Here’s your housing bubble:   the median price of existing homes has soared 41% since 2012.  BUT as you can see from the graph just above, the price-action is not supported by volume.  As the volume dries up, there will be an an air-pocket collapse of the price.  Anyone who has traded relatively illiquid securities – homes are extremely illiquid most of the time – knows exactly what I’m talking about.  Once volume dries up and the market heads south, if you’re long, you’re wrong.

Speaking of a system bulging with debt protruding from every crevice, Jim Quinn’s Burning Platform featured a must-read article yesterday in which the author has discovered that the Loan-To-Value Ratio on Fannie Mae-issued mortgages is now at its highest level in history – nearly 10% higher than at the peak of housing bubble 1.0:

fannie mae loan to debt ratioThis is a debt and price bubble that has been fueled by the Fed and by the significant easing of credit terms for Government-sponsored and Government-backed mortgages. You can buy a home with effectively with a negative down payment. The Government requires a 3% down payment, the seller can subsidize up to 6% of your closing costs AND you can borrow the down payment.  That math adds up to a negative down payment.  Note:  Government = you, the taxpayer.

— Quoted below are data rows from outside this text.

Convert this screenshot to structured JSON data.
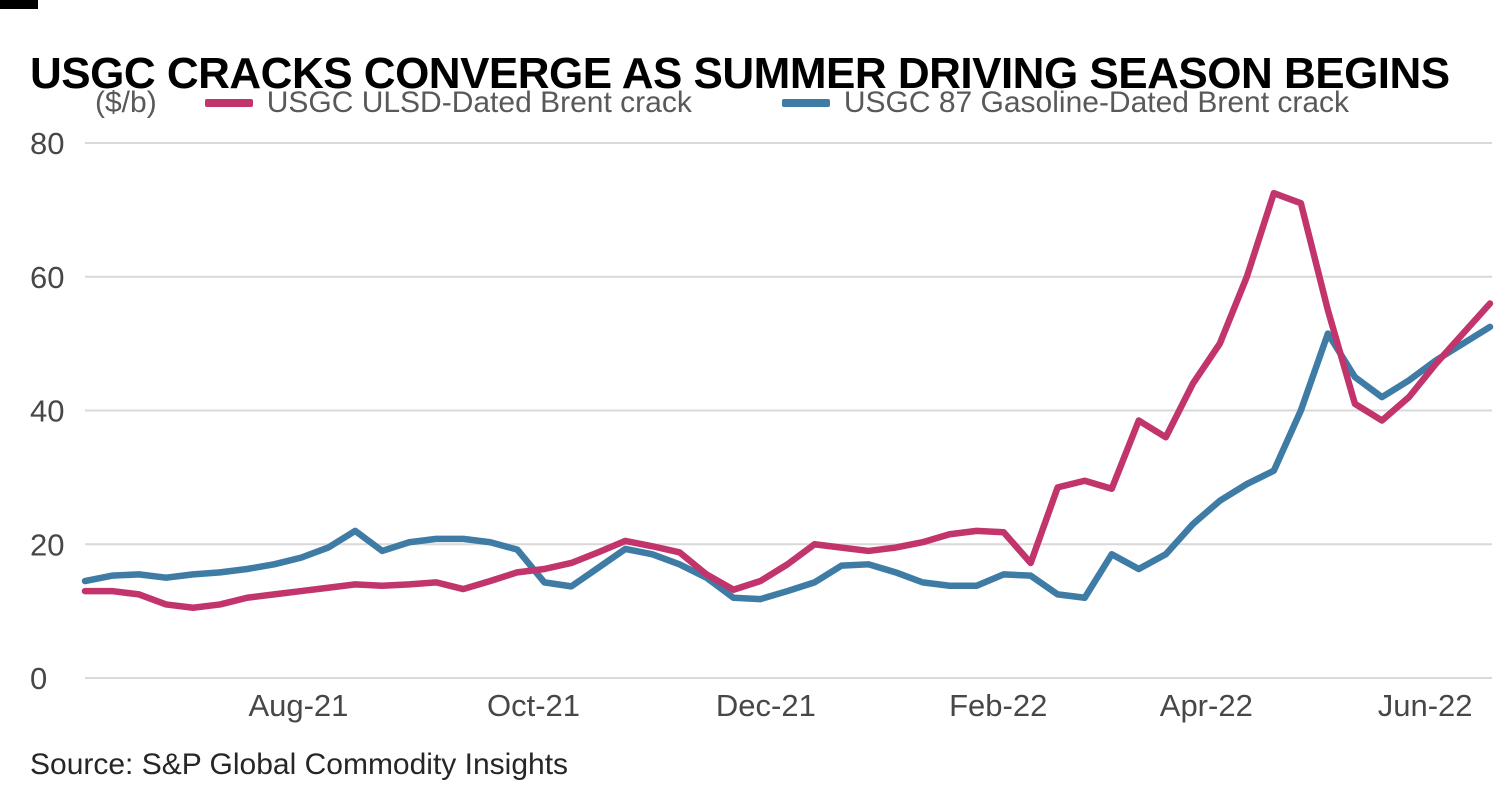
{
  "header": {
    "title": "USGC CRACKS CONVERGE AS SUMMER DRIVING SEASON BEGINS"
  },
  "footer": {
    "source": "Source: S&P Global Commodity Insights"
  },
  "chart_data": {
    "type": "line",
    "title": "USGC CRACKS CONVERGE AS SUMMER DRIVING SEASON BEGINS",
    "unit_label": "($/b)",
    "ylabel": "($/b)",
    "ylim": [
      0,
      80
    ],
    "y_ticks": [
      0,
      20,
      40,
      60,
      80
    ],
    "grid": "horizontal",
    "legend_position": "top",
    "x_unit": "weekly, Jun-2021 to Jun-2022",
    "x_ticks": [
      {
        "label": "Aug-21",
        "index": 7.9
      },
      {
        "label": "Oct-21",
        "index": 16.6
      },
      {
        "label": "Dec-21",
        "index": 25.2
      },
      {
        "label": "Feb-22",
        "index": 33.8
      },
      {
        "label": "Apr-22",
        "index": 41.5
      },
      {
        "label": "Jun-22",
        "index": 49.6
      }
    ],
    "series": [
      {
        "name": "USGC ULSD-Dated Brent crack",
        "color": "#c1356c",
        "values": [
          13,
          13,
          12.5,
          11,
          10.5,
          11,
          12,
          12.5,
          13,
          13.5,
          14,
          13.8,
          14,
          14.3,
          13.3,
          14.5,
          15.8,
          16.3,
          17.2,
          18.8,
          20.5,
          19.7,
          18.8,
          15.5,
          13.2,
          14.5,
          17,
          20,
          19.5,
          19,
          19.5,
          20.3,
          21.5,
          22,
          21.8,
          17.2,
          28.5,
          29.5,
          28.3,
          38.5,
          36,
          44,
          50,
          60,
          72.5,
          71,
          55,
          41,
          38.5,
          42,
          47,
          51.5,
          56
        ]
      },
      {
        "name": "USGC 87 Gasoline-Dated Brent crack",
        "color": "#3e7ca6",
        "values": [
          14.5,
          15.3,
          15.5,
          15,
          15.5,
          15.8,
          16.3,
          17,
          18,
          19.5,
          22,
          19,
          20.3,
          20.8,
          20.8,
          20.3,
          19.2,
          14.3,
          13.7,
          16.5,
          19.3,
          18.5,
          17,
          15,
          12,
          11.8,
          13,
          14.3,
          16.8,
          17,
          15.8,
          14.3,
          13.8,
          13.8,
          15.5,
          15.3,
          12.5,
          12,
          18.5,
          16.3,
          18.5,
          23,
          26.5,
          29,
          31,
          40,
          51.5,
          45,
          42,
          44.5,
          47.5,
          50,
          52.5
        ]
      }
    ]
  }
}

If the Fed raises interest rates, we will witness perhaps the the fastest systemic collapse in history.  We are going to witness a stunning collapse in housing anyway.  It’s just a matter of time before we see a reversion to the mean in which housing prices revert back to the true fundamental condition of the middle class in this country.  A fundamental condition which is has significantly and substantially degraded over the last seven years since the first housing bubble exploded.

Fannie And Freddie Are Headed For Another Bailout

Taxpayers pumped over $200 billion in to Fannie Mae and Freddie Mac after the financial collapse of 2008.   While the Obama Government used taxpayer subsidized loans to move  a large quantities of foreclosed housing inventory from the FNM/FRE and in to big investment funds, FNM/FRE were busy ballooning their mortgage holdings – again.

Now the Inspector General’s Federal Housing Finance Agency has issued a warning that both FNM/FRE are headed for another bailout, which is no surprise to me:

“Future profitability is far from assured,” Federal Housing Finance Agency Office of Inspector General said in a report, pointing out that the firms could again chalk up losses on their derivatives portfolios, similar to those they reported in the fourth quarter. “This increases the likelihood of additional Treasury investment,” the report stated.  Reuters (LINK)

Similar to when Fannie was plugged full of derivatives under former CEO Franklin Raines – who by the way had no clue how catastrophic the situation was and should be in jail but instead received a $100 million “you’re fired” severance agreement – the Government has once again looked the other way while Wall Street unloaded another avalanche of derivatives onto FNM/FRE.   Once again the Taxpayers will pay for this.

This is not a ‘warning” – this is a “get ready here it comes” statement.   The fact is that most of FNM/FRE’s “profitablity” has been driven by the same fraudulent “mark to model” accounting that has generated most the big bank profits since 2009.

fragile-by-design

And the Government used this fraudulent accounting to suck money out of FNM/FRE.   The “improved” balance sheet has enabled both FNM/FRE to issue debt to investors.  The money raised has been used reload their mortgage holdings and for dividend “payback” payments to the Treasury.

FNM’s CEO warned of the possibility of another bailout in February, after announcing FNM’s smallest dividend payment to the Treasury in more than four years.  This is not a warning – it’s an inevitability.  The housing market is set to re-collapse, which will blow-up both Fannie and Freddie – once again.